ウシガエルウシガエルの鳴き声が牛に似ていることからこの名前がつけられています。『もーもー』と言うよりも、『ぶぉーんぶぉーん』と言うような、とても大きくて低い声で鳴きます。警戒心(けいかいしん)がとても強く、近寄ると『ぎゃっ』と悲鳴のような警戒音を出して逃げます。

ウシガエルの思い出

子供の頃通っていた小学校には、中庭が2つありました。1つはウサギなどを飼育していた中庭。もう1つは、ジャングルのように草木がたくさんはえていて、池がありました。どうやらこの池にウシガエルが2匹いたようで、授業中、いつも鳴き声が聞こえていました。

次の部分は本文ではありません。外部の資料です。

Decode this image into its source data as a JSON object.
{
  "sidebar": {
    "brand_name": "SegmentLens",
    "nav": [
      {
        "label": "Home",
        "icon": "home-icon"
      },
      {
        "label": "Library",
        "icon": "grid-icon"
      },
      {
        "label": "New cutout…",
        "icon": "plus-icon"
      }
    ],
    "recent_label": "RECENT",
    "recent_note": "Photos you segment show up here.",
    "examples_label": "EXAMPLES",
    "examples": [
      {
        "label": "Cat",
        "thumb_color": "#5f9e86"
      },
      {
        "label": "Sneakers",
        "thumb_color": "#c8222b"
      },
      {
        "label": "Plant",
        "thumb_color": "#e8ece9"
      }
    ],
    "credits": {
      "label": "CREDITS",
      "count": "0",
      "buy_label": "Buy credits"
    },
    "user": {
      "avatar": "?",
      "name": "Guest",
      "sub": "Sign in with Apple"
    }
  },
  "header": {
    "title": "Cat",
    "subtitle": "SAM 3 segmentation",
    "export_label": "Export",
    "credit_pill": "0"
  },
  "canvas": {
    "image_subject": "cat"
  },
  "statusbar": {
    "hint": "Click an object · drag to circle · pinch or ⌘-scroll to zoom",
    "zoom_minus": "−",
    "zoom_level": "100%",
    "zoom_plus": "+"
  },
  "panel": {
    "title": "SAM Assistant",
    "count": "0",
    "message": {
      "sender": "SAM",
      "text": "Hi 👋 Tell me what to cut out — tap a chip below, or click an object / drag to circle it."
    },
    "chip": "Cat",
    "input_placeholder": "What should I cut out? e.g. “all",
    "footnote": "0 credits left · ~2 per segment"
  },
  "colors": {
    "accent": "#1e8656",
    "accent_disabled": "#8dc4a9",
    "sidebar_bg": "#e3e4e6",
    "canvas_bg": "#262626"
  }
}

『ぶぉーんぶぉーんぶぉーん』はじめて聞く音に、最初はなんの音なのか分かりませんでしたが、ウシガエルの鳴き声だというのを聞いて、『カエルでこんな鳴き方をするのがいるんだなぁ』と思いました。

休み時間にウシガエルを見たくて何度も中庭に行きましたが、不思議と卒業するまでその姿を見ることがありませんでした。今では学校も新しい校舎に建て替えられてしまい、あの中庭にいたウシガエルはどこに行ってしまったのだろうと思います。